Daniella Whyte

3 Whole Habits of Seriously Creative People (365 Days of Spirited Living – DAY 207)


3 Whole Habits of  Seriously Creative  People

“An artist paints, dances, draws, writes, designs, or acts at the expanding edge of consciousness. We press into the unknown rather than the known. This makes life lovely and lively.”
— Julia Cameron

Humanity couldn’t survive without creativity. It is a way for many people to escape — at least for some time — from reality. We can’t hide from life. What good would life be if we all were hiding from it. But we can’t hide from creativity either. It is there for us to embrace. It helps us to think and rethink problems and solutions. We make a grave mistake when we deceive ourselves into think that gravity equals greatness.
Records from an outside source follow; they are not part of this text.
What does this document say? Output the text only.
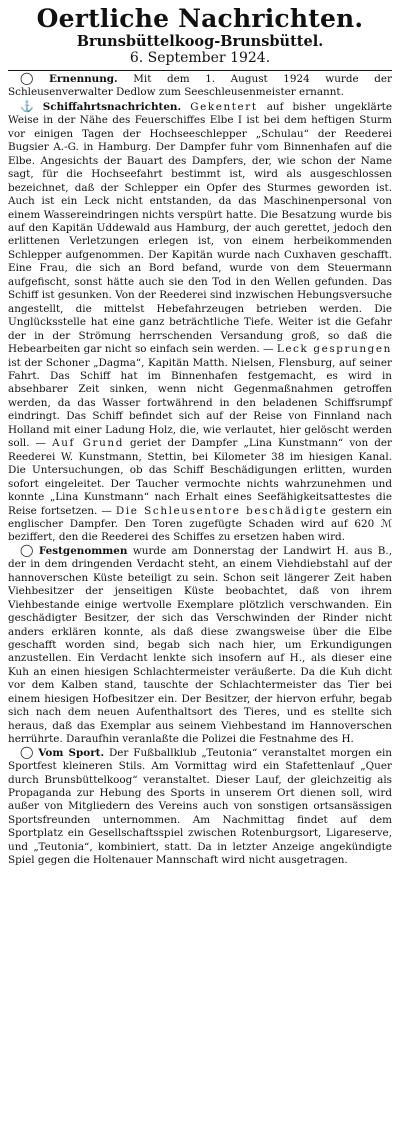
Oertliche Nachrichten.
Brunsbüttelkoog-Brunsbüttel.
6. September 1924.

◯ Ernennung. Mit dem 1. August 1924 wurde der Schleusenverwalter Dedlow zum Seeschleusenmeister ernannt.

⚓ Schiffahrtsnachrichten. Gekentert auf bisher ungeklärte Weise in der Nähe des Feuerschiffes Elbe I ist bei dem heftigen Sturm vor einigen Tagen der Hochseeschlepper „Schulau“ der Reederei Bugsier A.-G. in Hamburg. Der Dampfer fuhr vom Binnenhafen auf die Elbe. Angesichts der Bauart des Dampfers, der, wie schon der Name sagt, für die Hochseefahrt bestimmt ist, wird als ausgeschlossen bezeichnet, daß der Schlepper ein Opfer des Sturmes geworden ist. Auch ist ein Leck nicht entstanden, da das Maschinenpersonal von einem Wassereindringen nichts verspürt hatte. Die Besatzung wurde bis auf den Kapitän Uddewald aus Hamburg, der auch gerettet, jedoch den erlittenen Verletzungen erlegen ist, von einem herbeikommenden Schlepper aufgenommen. Der Kapitän wurde nach Cuxhaven geschafft. Eine Frau, die sich an Bord befand, wurde von dem Steuermann aufgefischt, sonst hätte auch sie den Tod in den Wellen gefunden. Das Schiff ist gesunken. Von der Reederei sind inzwischen Hebungsversuche angestellt, die mittelst Hebefahrzeugen betrieben werden. Die Unglücksstelle hat eine ganz beträchtliche Tiefe. Weiter ist die Gefahr der in der Strömung herrschenden Versandung groß, so daß die Hebearbeiten gar nicht so einfach sein werden. — Leck gesprungen ist der Schoner „Dagma“, Kapitän Matth. Nielsen, Flensburg, auf seiner Fahrt. Das Schiff hat im Binnenhafen festgemacht, es wird in absehbarer Zeit sinken, wenn nicht Gegenmaßnahmen getroffen werden, da das Wasser fortwährend in den beladenen Schiffsrumpf eindringt. Das Schiff befindet sich auf der Reise von Finnland nach Holland mit einer Ladung Holz, die, wie verlautet, hier gelöscht werden soll. — Auf Grund geriet der Dampfer „Lina Kunstmann“ von der Reederei W. Kunstmann, Stettin, bei Kilometer 38 im hiesigen Kanal. Die Untersuchungen, ob das Schiff Beschädigungen erlitten, wurden sofort eingeleitet. Der Taucher vermochte nichts wahrzunehmen und konnte „Lina Kunstmann“ nach Erhalt eines Seefähigkeitsattestes die Reise fortsetzen. — Die Schleusentore beschädigte gestern ein englischer Dampfer. Den Toren zugefügte Schaden wird auf 620 ℳ beziffert, den die Reederei des Schiffes zu ersetzen haben wird.

◯ Festgenommen wurde am Donnerstag der Landwirt H. aus B., der in dem dringenden Verdacht steht, an einem Viehdiebstahl auf der hannoverschen Küste beteiligt zu sein. Schon seit längerer Zeit haben Viehbesitzer der jenseitigen Küste beobachtet, daß von ihrem Viehbestande einige wertvolle Exemplare plötzlich verschwanden. Ein geschädigter Besitzer, der sich das Verschwinden der Rinder nicht anders erklären konnte, als daß diese zwangsweise über die Elbe geschafft worden sind, begab sich nach hier, um Erkundigungen anzustellen. Ein Verdacht lenkte sich insofern auf H., als dieser eine Kuh an einen hiesigen Schlachtermeister veräußerte. Da die Kuh dicht vor dem Kalben stand, tauschte der Schlachtermeister das Tier bei einem hiesigen Hofbesitzer ein. Der Besitzer, der hiervon erfuhr, begab sich nach dem neuen Aufenthaltsort des Tieres, und es stellte sich heraus, daß das Exemplar aus seinem Viehbestand im Hannoverschen herrührte. Daraufhin veranlaßte die Polizei die Festnahme des H.

◯ Vom Sport. Der Fußballklub „Teutonia“ veranstaltet morgen ein Sportfest kleineren Stils. Am Vormittag wird ein Stafettenlauf „Quer durch Brunsbüttelkoog“ veranstaltet. Dieser Lauf, der gleichzeitig als Propaganda zur Hebung des Sports in unserem Ort dienen soll, wird außer von Mitgliedern des Vereins auch von sonstigen ortsansässigen Sportsfreunden unternommen. Am Nachmittag findet auf dem Sportplatz ein Gesellschaftsspiel zwischen Rotenburgsort, Ligareserve, und „Teutonia“, kombiniert, statt. Da in letzter Anzeige angekündigte Spiel gegen die Holtenauer Mannschaft wird nicht ausgetragen.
Sometimes, one has to be less grave and tap into the creative power of the life force that rises within.

Here are 3 habits of seriously creative people:

1. They turn everything into a matter of observation.
The world is not only interesting, it is also meaningful to those serious about their creativity. Possibilities are endless and opportunities are everywhere. Seriously creative people take note of people and things around them, even if they are simple and often uninteresting. They see things that others don’t and are able to draw indiscriminate meaning from it.

2. They work when they get good and ready.
It’s hard to pin down whether a creative person is a morning person, afternoon person, or night person. They work the hours that are best for them. One week they can work very early in the morning to late in the afternoon. The next week they can work very late at night to very late in the morning. Whatever time of the day the creative juices start flowing, a seriously creative person will be right there working it out at that time.

3. They believe in peace and quiet.
Creative types are often pictured as being loners and are stereotyped as “tortured artists”. Well, some may or may not be loners, but almost all creative people embrace peace and quiet. They produce some of their best work in solitude. They know how to tap into that inner voice and dialogue to express themselves. J.D. Salinger, author of “The Catcher in the Rye” was said to be a recluse but produced some of his best works when he was out of the eye of the cameras.

“Creative power, is that receptive attitude of expectancy which makes a mold into which the plastic and as yet undifferentiated substance can flow and take the desired form.”